Morris Rolled Out Old School Bucs Doctrine
January 22nd, 2009Joe’s been working hard to learn as much as he can about Raheem the Dream. There’s not a lot out there.
In the weeks before the Morris hiring, it was a crying shame the local scribes didn’t put more effort into talking to Morris about his head coaching philosophies when he was a candidate for the Denver Broncos job. Were they lazy, or did nobody think he had a legitimate shot to run a team?
Back then, just a few weeks ago, Morris probably would have opened up to the media. But now he’s joined the ranks of the tight-lipped Glazer clan. Of course, he’s added that trademark, don’t-worry-be-happy smile.
But with today’s hiring of Jim Bates as defensive coordinator, we’re finally getting a better feel for how Morris will approach the defense. It’s clear more aggressive play is coming. And Morris will stick to the core principles of the Monte Kiffin era.
Joe found a story In the Kansas State college newspaper about Morris’ defensive philosophies. In 2006, The Dream was defensive coordinator there before bailing to return to the Bucs.
The article states Morris snatched the following 10 core principles of defense directly from the top of the Bucs 1998 playbook and used them for his Kansas State unit.
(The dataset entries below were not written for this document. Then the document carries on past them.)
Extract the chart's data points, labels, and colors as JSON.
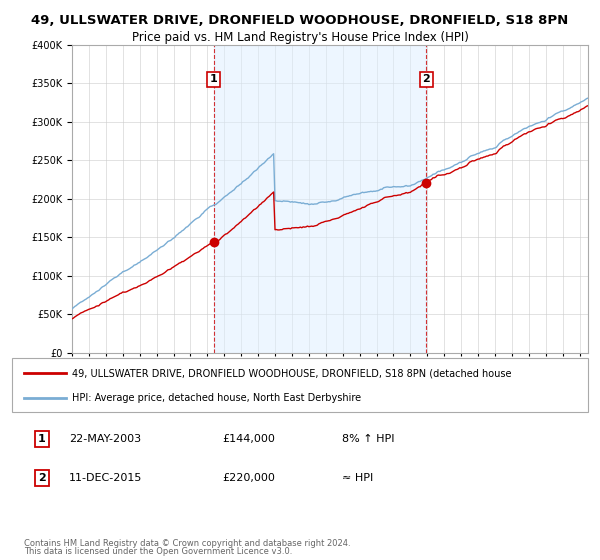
{
  "title": "49, ULLSWATER DRIVE, DRONFIELD WOODHOUSE, DRONFIELD, S18 8PN",
  "subtitle": "Price paid vs. HM Land Registry's House Price Index (HPI)",
  "legend_line1": "49, ULLSWATER DRIVE, DRONFIELD WOODHOUSE, DRONFIELD, S18 8PN (detached house",
  "legend_line2": "HPI: Average price, detached house, North East Derbyshire",
  "footer1": "Contains HM Land Registry data © Crown copyright and database right 2024.",
  "footer2": "This data is licensed under the Open Government Licence v3.0.",
  "transaction1_date": "22-MAY-2003",
  "transaction1_price": "£144,000",
  "transaction1_hpi": "8% ↑ HPI",
  "transaction2_date": "11-DEC-2015",
  "transaction2_price": "£220,000",
  "transaction2_hpi": "≈ HPI",
  "transaction1_year": 2003.38,
  "transaction1_value": 144000,
  "transaction2_year": 2015.94,
  "transaction2_value": 220000,
  "ylim": [
    0,
    400000
  ],
  "yticks": [
    0,
    50000,
    100000,
    150000,
    200000,
    250000,
    300000,
    350000,
    400000
  ],
  "red_color": "#cc0000",
  "blue_color": "#7aadd4",
  "blue_fill": "#ddeeff",
  "marker_color": "#cc0000",
  "dashed_line_color": "#cc0000",
  "background_color": "#ffffff",
  "grid_color": "#cccccc"
}
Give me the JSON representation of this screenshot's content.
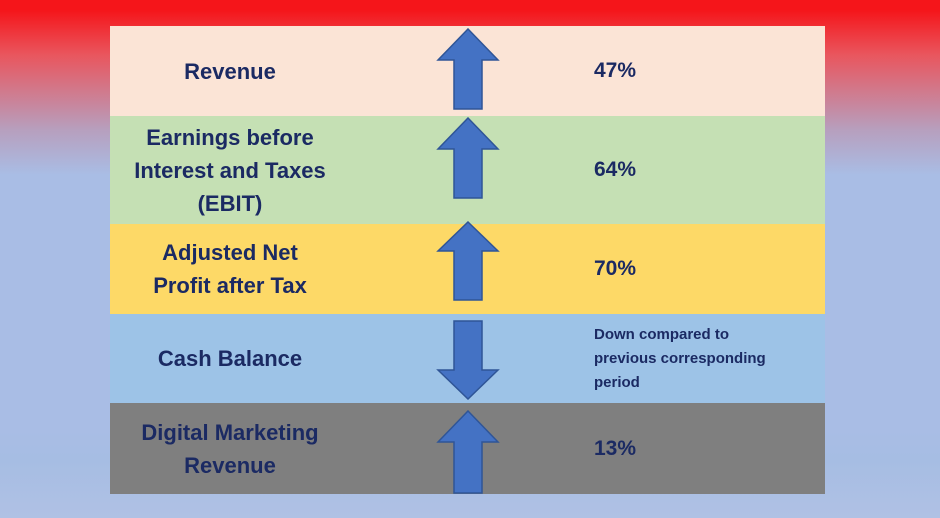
{
  "rows": [
    {
      "label": "Revenue",
      "value": "47%",
      "direction": "up"
    },
    {
      "label": "Earnings before\nInterest and Taxes\n(EBIT)",
      "value": "64%",
      "direction": "up"
    },
    {
      "label": "Adjusted Net\nProfit after Tax",
      "value": "70%",
      "direction": "up"
    },
    {
      "label": "Cash Balance",
      "value": "Down compared to\nprevious corresponding\nperiod",
      "direction": "down"
    },
    {
      "label": "Digital Marketing\nRevenue",
      "value": "13%",
      "direction": "up"
    }
  ],
  "colors": {
    "text": "#1b2a63",
    "arrow_fill": "#4472c4",
    "arrow_stroke": "#2f5597",
    "row_backgrounds": [
      "#fbe4d6",
      "#c5e0b4",
      "#fdd967",
      "#9dc3e7",
      "#7f7f7f"
    ]
  },
  "icons": {
    "up": "up-arrow-icon",
    "down": "down-arrow-icon"
  }
}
Below are the top-10.
1. Mental preparation
2. Fundamentally sound
3. Be a physical defense
4. Hustle
5. Quickness
6. Consistency
7. Physical Toughness
8. Be disciplined
9. Gang tackling
10. Team unity
It sure sounds like Morris is a true Monte Kiffin disciple. Nothing wrong with that, but let’s hope Morris and Bates can improve Monte’s system and tweak it successfully for the 2009 Bucs.
As big a legend as Kiffin is, Morris and Bates still inherit the stain of the Bucs’ December collapse, a crappy pass rush and a defense that shockingly forgot how to tackle with the season on the line week after week.